3 reasons not to attack Iran

As tensions over a defiant Iran and its nuclear program escalate, the debate in Washington over preemptive military strikes heats up. Israel has warned US officials concerned about war with Iran: Stay to the side, and let us do it. 

Meanwhile, the United States continues to seek harsh diplomatic and economic sanctions against Tehran, while insisting “all options” for thwarting a nuclear-armed Iran remain on the table. 

Here, Edward Haley, professor of international strategic studies at Claremont McKenna College, gives three reasons not to attack Iran’s nuclear facilities:

1. Economic consequences are huge

Carolyn Kaster/AP
President Obama pauses as he addresses thousands at the opening session of the American Israel Public Affairs Committee's (AIPAC) annual policy conference March 4. The president said the US will not hesitate to attack Iran with military force to prevent it from acquiring a nuclear weapon, but he cautioned that 'too much loose talk of war' has only helped Tehran and driven up the price of oil.

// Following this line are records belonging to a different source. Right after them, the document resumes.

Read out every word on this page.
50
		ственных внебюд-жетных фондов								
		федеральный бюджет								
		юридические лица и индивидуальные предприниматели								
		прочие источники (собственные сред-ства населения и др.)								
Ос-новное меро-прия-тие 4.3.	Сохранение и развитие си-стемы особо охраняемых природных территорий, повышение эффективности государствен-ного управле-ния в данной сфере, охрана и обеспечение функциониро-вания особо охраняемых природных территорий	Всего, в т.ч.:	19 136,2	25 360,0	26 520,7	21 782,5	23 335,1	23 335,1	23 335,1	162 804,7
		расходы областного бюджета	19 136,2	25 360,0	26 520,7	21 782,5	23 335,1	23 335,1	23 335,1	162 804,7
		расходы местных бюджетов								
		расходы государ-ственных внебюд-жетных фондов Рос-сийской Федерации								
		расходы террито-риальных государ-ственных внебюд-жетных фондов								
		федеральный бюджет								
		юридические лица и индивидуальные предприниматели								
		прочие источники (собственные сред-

The negative economic consequences – for the United States and the international community – are huge. Attacks on Iran and Iran’s reprisals would likely cause oil prices to spike and investors’ confidence to collapse. Such repercussions would doom worldwide hopes for ongoing economic recovery from the Great Recession. Unemployment in the US remains high, industrial production is struggling, the housing market continues to suffer.

If recovery is fragile in the US, it is in even more peril in Europe. The euro crisis remains unresolved, and not enough has been done to overcome the problems that followed the collapse of confidence in financial markets. Hundreds of billions in bad debts remain unpaid. Although the Greek government has accepted the latest draconian terms for remaining in the European Union, the near universal rejection of the austerity measures by the Greek people hardly assures that the agreements will stick.